Un professore di chiara fama sale su un aeroplano sbagliato. Mezzo morto di sonno, non si rende conto di niente sino allo sbarco. Si ritrova, senza orologio al polso e senza documenti, in una megalopoli sconosciuta. In questa megalopoli nessuno sembra capirlo, e lui non riesce a capire nessuno. E dire che parla una quantità imbarazzante di lingue e di dialetti. Niente. Tutto vano. Sperduto, estraneo a tutto, sopraffatto da un oscuro senso di colpa, vagabonda per una città multietnica, sovraffollata e caotica tentando disperatamente di comunicare, e di decifrare almeno l'alfabeto parlato dai suoi ospiti. Chiedere da mangiare è di una fatica disperante. Capire dove si trovi è impossibile. Sopravvivere, in quelle condizioni, diventa improbabile. È un sogno, un'allucinazione, un viaggio nel tempo, un'assurda e inconcepibile anomalia? Un delirio etilico, una punizione infernale?

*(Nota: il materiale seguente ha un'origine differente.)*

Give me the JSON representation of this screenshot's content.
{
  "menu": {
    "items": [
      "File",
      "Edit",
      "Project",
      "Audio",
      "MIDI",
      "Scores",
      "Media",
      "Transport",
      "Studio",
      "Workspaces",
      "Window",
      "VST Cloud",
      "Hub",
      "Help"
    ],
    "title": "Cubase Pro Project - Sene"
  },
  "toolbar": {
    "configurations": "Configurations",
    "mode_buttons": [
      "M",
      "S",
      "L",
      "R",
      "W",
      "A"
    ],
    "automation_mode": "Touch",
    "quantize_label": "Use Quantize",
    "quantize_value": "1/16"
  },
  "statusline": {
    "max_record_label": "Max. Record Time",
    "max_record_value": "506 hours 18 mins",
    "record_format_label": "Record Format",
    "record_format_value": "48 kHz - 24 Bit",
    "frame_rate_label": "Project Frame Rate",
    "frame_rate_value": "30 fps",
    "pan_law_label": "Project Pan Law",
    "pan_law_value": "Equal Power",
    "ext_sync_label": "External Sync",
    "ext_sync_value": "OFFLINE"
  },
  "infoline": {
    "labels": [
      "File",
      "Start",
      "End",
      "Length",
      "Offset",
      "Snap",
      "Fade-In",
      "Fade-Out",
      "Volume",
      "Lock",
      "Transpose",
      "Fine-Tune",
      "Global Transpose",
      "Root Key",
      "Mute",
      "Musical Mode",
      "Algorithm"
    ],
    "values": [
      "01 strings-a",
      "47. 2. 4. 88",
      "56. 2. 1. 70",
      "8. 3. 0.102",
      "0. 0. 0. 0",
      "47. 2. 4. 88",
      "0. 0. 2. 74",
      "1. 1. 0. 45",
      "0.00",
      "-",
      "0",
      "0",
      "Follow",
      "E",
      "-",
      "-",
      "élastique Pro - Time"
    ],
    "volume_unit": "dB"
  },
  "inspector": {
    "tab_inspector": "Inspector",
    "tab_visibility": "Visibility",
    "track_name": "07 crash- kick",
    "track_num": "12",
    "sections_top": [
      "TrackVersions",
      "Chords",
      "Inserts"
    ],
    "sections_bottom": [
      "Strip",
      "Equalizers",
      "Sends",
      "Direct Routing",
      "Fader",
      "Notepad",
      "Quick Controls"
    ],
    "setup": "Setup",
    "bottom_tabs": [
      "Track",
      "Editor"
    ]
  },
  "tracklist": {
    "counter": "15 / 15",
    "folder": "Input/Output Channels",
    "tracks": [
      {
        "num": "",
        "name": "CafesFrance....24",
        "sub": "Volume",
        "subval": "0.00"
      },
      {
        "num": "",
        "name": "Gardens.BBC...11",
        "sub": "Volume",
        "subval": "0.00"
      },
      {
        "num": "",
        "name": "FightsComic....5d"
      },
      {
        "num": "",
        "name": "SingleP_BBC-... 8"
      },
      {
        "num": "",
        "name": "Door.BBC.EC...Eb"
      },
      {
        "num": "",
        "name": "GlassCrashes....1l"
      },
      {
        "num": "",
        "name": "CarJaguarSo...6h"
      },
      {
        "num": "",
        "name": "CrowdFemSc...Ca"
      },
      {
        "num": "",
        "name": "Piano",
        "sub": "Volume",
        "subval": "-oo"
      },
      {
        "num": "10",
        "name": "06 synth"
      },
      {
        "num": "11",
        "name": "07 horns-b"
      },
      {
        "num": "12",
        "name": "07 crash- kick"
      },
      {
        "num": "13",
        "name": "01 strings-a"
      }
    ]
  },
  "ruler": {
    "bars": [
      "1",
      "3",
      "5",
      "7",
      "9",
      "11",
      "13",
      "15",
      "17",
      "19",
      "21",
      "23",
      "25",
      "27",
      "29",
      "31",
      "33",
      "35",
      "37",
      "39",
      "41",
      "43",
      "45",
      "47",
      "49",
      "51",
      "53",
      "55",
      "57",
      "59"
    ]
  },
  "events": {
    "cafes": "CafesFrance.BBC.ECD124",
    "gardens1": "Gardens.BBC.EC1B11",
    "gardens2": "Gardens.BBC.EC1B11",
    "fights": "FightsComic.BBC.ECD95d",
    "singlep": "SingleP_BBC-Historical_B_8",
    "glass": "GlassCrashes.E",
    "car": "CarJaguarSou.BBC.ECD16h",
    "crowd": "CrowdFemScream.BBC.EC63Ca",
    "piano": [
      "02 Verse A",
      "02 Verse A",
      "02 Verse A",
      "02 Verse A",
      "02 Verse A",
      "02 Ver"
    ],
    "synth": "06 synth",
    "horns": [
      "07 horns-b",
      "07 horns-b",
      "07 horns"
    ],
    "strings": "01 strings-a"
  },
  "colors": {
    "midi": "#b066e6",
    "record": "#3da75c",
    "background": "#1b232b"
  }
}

Distopia magiara di apprezzabile originalità e robusta tenuta, Epepe torna a disposizione dei lettori italiani a dodici anni di distanza dall’edizione Voland in una nuova traduzione Adelphi, corredata da una discreta prefazione di Emmanuel Carrère. È un romanzo oscuro e profondo, fondato su una fascinosa e inquietante serie di paradossi e di parossismi, destinato a dare massima soddisfazione agli appassionati di ipotesi sui “mondi paralleli” e al contempo a costituire una tenebrosa e ripetuta meditazione sull’incomunicabilità, sulla natura del linguaggio, sulla possibilità di un isolamento assoluto in un contesto metropolitano, sul significato del linguaggio dei gesti e infine sulla solitudine, sulla natura e sulla consistenza della solitudine, in generale. L’artista, il giornalista e drammaturgo ungherese Ferenc Karinthy (1921-1992), pubblicò a puntate Epepe sul “Magyar Nemzet” nel 1970. Il testo sta invecchiando con dignità e grazia. Lasciatemi aggiungere che solo un ungherese pieno di autoironia poteva immaginare un simile incubo, in un momento di consapevolezza della straordinaria difficoltà della sua lingua, più oscura forse del turco. Per chiunque.